Saturday, December 13, 2008

GREYWACKED SCULPTURE : $1.65 MILLION

This Egyptian figure in greywacke wood of a kneeling man dating from around 600–342 B.C. measuring 35 cm. in height was sold in December 2008 by Sotheby's NYC for the astounding sum of $1.65 million vs. a higher estimate of $600,000.

According to press reports, the buyer was from Qatar and some think that the real owner will be Sheikh
Saud Al-Thani who is very fond of Egyptian antiquities.

Its provenance was very prestigious too : Henry Salt (1780-1827) collected in Egypt between 1824 and he said to have found the figure in the Temple of Bubastes, Lower Egypt. Then Sir Charles John Greville (1785-1836), Warwick Castle, Warwickshire, acquired it and the figure stayed in the Collections of the Earls of Warwick until this date.

It is doubtful however than the final owner is the Sheikh Saud Al Thani who burst onto the antiquities market in the late 1990s. He was buying Islamic, Egyptian and Roman antiquities for himself, but was also acting as president of Qatar’s National Council for Culture, Arts and the Heritage (NCCAH) to acquire material intended to furnish a new museum complex which would make Qatar the cultural capital of the Gulf .

Among his record-breaking antiquities purchases were the so-called Jenkins Venus, a second-century AD Roman statue bought at Christie’s London in June 2002 for £7.9 million, and the third-century AD Roman “cage cup”, bought for £2.3 million at the Sotheby’s London November 1997 sale of the British Rail Pension Fund’s collection of ancient glass.

In April 2005 the buying came to an end when Sheikh Saud was placed under house arrest in Qatar under suspicion of misusing public funds. He was replaced as president of the NCCAH by Mohammed Abdulraheem Kafoud .

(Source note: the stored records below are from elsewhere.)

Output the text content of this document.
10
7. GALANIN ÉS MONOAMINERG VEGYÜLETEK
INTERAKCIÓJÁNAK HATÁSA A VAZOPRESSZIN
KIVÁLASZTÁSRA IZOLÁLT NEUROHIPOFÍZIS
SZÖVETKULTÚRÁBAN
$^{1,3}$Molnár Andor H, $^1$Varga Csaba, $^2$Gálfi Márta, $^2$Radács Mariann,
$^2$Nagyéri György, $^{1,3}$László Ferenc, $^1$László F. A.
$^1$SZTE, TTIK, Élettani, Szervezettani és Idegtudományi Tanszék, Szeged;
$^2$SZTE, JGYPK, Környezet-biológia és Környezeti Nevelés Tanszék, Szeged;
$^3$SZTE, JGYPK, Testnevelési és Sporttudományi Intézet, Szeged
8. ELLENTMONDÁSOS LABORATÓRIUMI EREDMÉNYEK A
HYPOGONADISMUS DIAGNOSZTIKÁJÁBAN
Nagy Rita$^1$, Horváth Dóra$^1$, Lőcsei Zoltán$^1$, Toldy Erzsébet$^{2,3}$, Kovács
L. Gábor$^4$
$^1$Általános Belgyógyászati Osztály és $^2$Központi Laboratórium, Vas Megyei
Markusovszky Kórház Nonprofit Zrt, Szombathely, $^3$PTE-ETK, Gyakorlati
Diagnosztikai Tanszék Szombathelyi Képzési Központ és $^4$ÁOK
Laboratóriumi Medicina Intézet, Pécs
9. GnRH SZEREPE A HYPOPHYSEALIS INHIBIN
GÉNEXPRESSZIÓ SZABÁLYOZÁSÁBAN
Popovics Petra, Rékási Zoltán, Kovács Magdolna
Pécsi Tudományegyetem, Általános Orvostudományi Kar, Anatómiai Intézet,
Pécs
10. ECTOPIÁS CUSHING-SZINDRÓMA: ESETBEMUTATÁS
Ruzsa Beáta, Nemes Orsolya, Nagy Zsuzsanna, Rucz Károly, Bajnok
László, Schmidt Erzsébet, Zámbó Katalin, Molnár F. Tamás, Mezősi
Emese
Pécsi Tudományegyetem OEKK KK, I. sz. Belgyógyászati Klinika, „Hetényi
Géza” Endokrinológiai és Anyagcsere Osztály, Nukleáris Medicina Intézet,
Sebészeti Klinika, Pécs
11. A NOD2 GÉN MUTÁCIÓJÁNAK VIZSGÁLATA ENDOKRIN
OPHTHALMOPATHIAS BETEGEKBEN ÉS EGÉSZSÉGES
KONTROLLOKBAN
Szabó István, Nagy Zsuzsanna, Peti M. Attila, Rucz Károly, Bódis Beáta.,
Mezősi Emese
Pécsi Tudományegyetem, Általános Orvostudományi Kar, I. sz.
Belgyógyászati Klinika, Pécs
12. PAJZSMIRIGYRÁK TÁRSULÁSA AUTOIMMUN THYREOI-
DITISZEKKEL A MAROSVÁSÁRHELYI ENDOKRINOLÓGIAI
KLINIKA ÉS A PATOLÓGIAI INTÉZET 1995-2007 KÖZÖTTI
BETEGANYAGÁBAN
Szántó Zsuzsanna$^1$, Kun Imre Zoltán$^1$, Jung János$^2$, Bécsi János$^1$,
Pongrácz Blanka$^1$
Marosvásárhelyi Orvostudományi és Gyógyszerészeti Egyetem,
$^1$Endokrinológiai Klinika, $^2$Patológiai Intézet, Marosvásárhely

The greywacke figure had been sold in Sotheby’s first-ever antiquities auction in 1835, for £60. At its one-session sale on Wednesday 10 December, 101 of 122 well-selected lots found buyers, all in all, the sale earned $8.9 million on an estimate of $4–6.9 million. It was in the current conditions of the Art market a very good night for Sotheby's of whom a director concluded that "nothing changed on the market, people want high quality stuff and good provenance."

Greywacke
(German grauwacke, signifying a grey, earthy rock) is a variety of sandstone generally characterized by its hardness, dark color, and poorly-sorted, angular grains of quartz, feldspar, and small rock fragments set in a compact, clay-fine matrix. It is a texturally-immature sedimentary rock generally found in Palaeozoic strata. The larger grains can be sand-to-gravel-sized, and matrix materials generally constitute more than 15% of the rock by volume.